Kıbrıs sorununun çıkmaza girdiği günlerde Atatürk’ün Selanik’te doğduğu evin Rumlar tarafından bombalandığı haberi gazetelerden ve televizyondan halka duyurulmuş, neticesinde 1955’in 6-7 Eylül günlerinde İstanbul ve İzmir’de yaşayan Rum, Ermeni ve Yahudi vatandaşlarımıza karşı korkunç bir linç hareketi düzenlenmişti.
Yapılan provokasyon sonucunda meydana gelen olaylarda gayrimüslim vatandaşlarımızın evleri ve işyerleri yağmalanarak yakılmış, çok sayıda vatandaşımız yaralanırken içlerinden tecavüze uğrayanlar ve yaşamlarını yitirenlerde olmuştu. 6-7 Eylül 1955 Türkiye demokrasi hayatının en utanç verici olaylarının yaşanıldığı tarihtir. Yaşanılan olayların ardından 200 bini aşkın gayrimüslim vatandaşımız artık burası bizim vatanımız değildir diyerek çok sevdikleri vatanlarını terk etmek zorunda kalmış, başka ülkelerde başka yaşamlar kurmak zorunda bırakılmışlardı.
İktidarda bulunan demokrat parti yöneticileri yaratılan provokasyonu gizlemeye çalışarak,suçu komünistlerin üzerine atmaya çalışmış fakat gerçekleri örtbas etmeyi başaramamışlardı.Resmi kayıtlara göre 4214 ev,1004 işyeri,73 kilise,1 sinagog,2 manastır,26 okul ile aralarında fabrika ve otellerin bulunduğu toplam 5317 mekan saldırıya uğramıştır.7 Eylül günü sıkıyönetim ilan edilmiş,10 Eylül 1955 günü de dönemin İçişleri Bakanı Namık GEDİK istifa etmek zorunda kalmıştır.

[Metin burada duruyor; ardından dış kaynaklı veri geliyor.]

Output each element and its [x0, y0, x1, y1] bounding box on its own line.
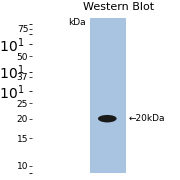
Text: kDa: kDa [68, 18, 86, 27]
Bar [90, 18, 126, 173]
Text: Western Blot: Western Blot [83, 2, 154, 12]
Ellipse shape [98, 115, 117, 122]
Text: ←20kDa: ←20kDa [129, 114, 165, 123]
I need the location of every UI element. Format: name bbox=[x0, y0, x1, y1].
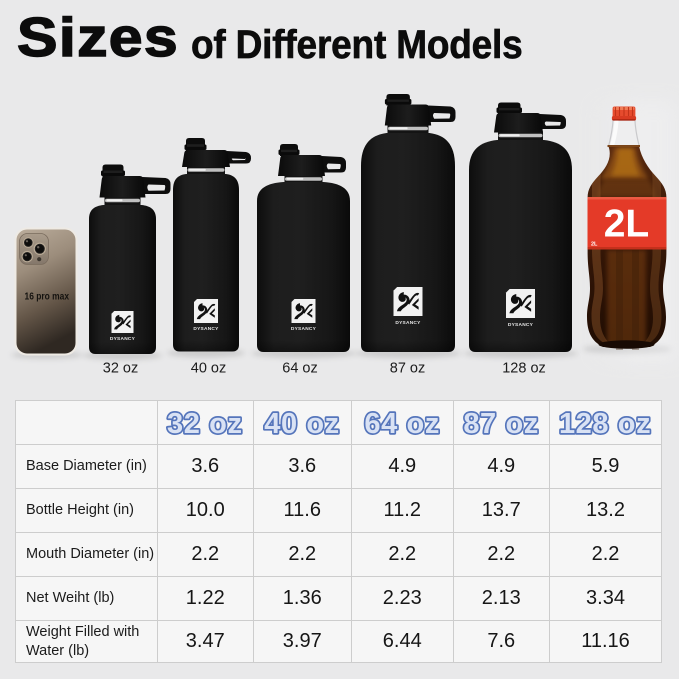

Bu olayların en büyük kaybedeni hiç kuşkusuz Türkiye olmuştur.6-7 Eylül 1955,kaybolan dostlukların,yitirilen aşkların,insan olmayı unutmanın diğer bir adıdır. Belki de en önemlisi yüzyıllardır bu toprakların içinde barındırmış olduğu renkleri yitirmişizdir.Diğer bir açıdan bakıldığında ,mesleklerinde dünya çapında başarı sağlamış olan bilim adamı,sanatçı ve aydın insanlarımızı da kaybetmişizdir.Aradan altmış yıla yakın bir süre geçmesine rağmen bu yaşanılan dramı,derin bir keder ile her zaman hissetmekteyiz.
6-7 Eylül 1955 günlerinde yaşanılan olayları bir kez daha üzüntü ile kınıyor,insan olmanın bu topraklarda bir daha hiçbir entrikaya kurban edilmemesini diliyorum.